Rachel Stancliffe is the founder and Director of the Oxford-based Centre for Sustainable Healthcare (CSH). She graduated from Oxford in Human Sciences and then from the London School of Economics, and worked in public health initiatives in the UK, Georgia and Kazakhstan before helping to develop The Cochrane Library. The CSH runs several projects related to different aspects of healthcare sustainability, including education for sustainable healthcare, and has an extensive network of committed healthcare professionals, educators, patients and health policy-makers. She is motivated by making the best use of evidence and by creative partnerships to achieve change.
Paula Morgenstern is an engineer with a strong interest in the interface between technology and society. She holds a diploma degree in Chemical Engineering with a focus on energy from the Technical University of Hamburg. Paula has worked as assistant to numerous research projects in Germany, UK and Argentina as well as for a renewable energy provider. In 2011 she joined the UCL Energy Institute and for her MRes she looked at heat metering, which - although commonly considered straightforward - can be challenging in buildings with poor thermal performance. Currently, Paula is working on her PhD, in which she is hoping to improve the understanding of the factors which affect hospital electricity use.

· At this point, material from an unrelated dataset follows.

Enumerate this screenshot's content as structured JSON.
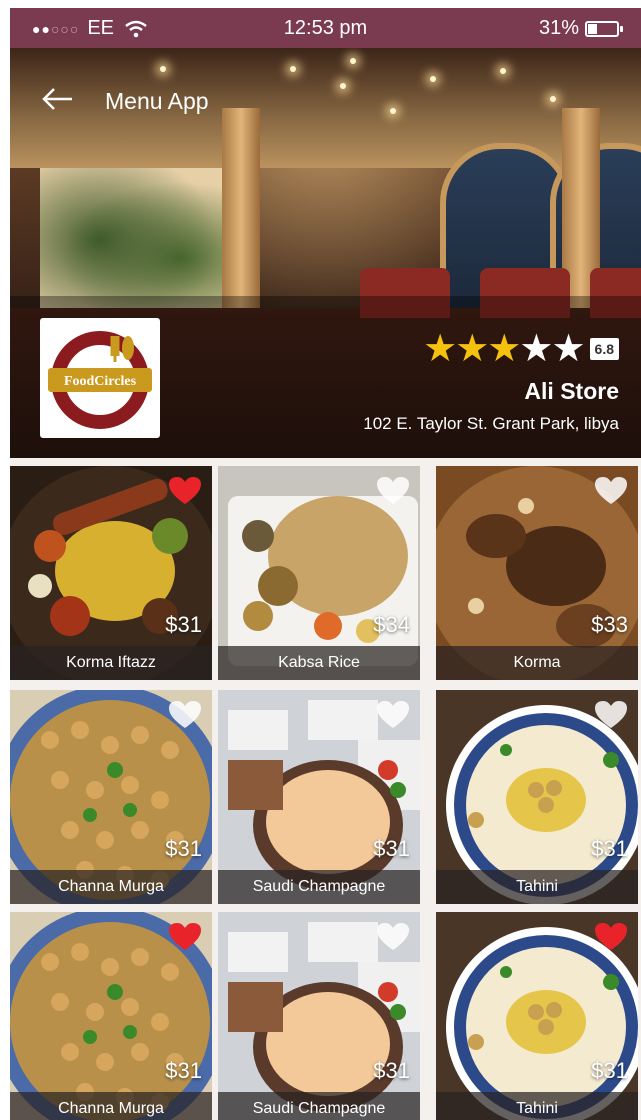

Bios to come Roshni Patel is in her third year of medical school at UCL, intercalating in Global Health. She is interested in the discourse surrounding climate change and its links to health worldwide. She is currently looking at climate change, food insecurity and violence for her dissertation, which has led her to think about the root causes of climate change. She feels that advocacy and education are important in creating change, and is one of the schools project coordinators for Healthy Planet at UCL, which has recently been established: the schools team aim to empower children to make sustainable choices in their own lives, and become agents of change in their communities.
Satomi is a first year student at UCL, undertaking Geography BSc. She is interested in such global challenges as climate change in relation to energy policy and sustainable development in local arena. She considers bottom-up movements through local education and training play an essential role in achieving far-reaching changes to people's attitude towards health and environment along with top-down policies from governments. As one of the school projects coordinators in Healthy Planet UCL, she aims to encourage children to be actively involved in creating sustainable communities through their own actions. Alistair Wardrope is a third year medical student at the University of Sheffield, following an undergraduate degree in Physics and Philosophy at Oxford, and has been involved with Healthy Planet and Medsin for most of his time at Sheffield. He is currently working on establishing Healthy Planet UK’s policy working group, focussing on health issues in energy and transport policy. He is otherwise mainly found climbing, biking, or getting tangled up in feminist and communitarian bioethics.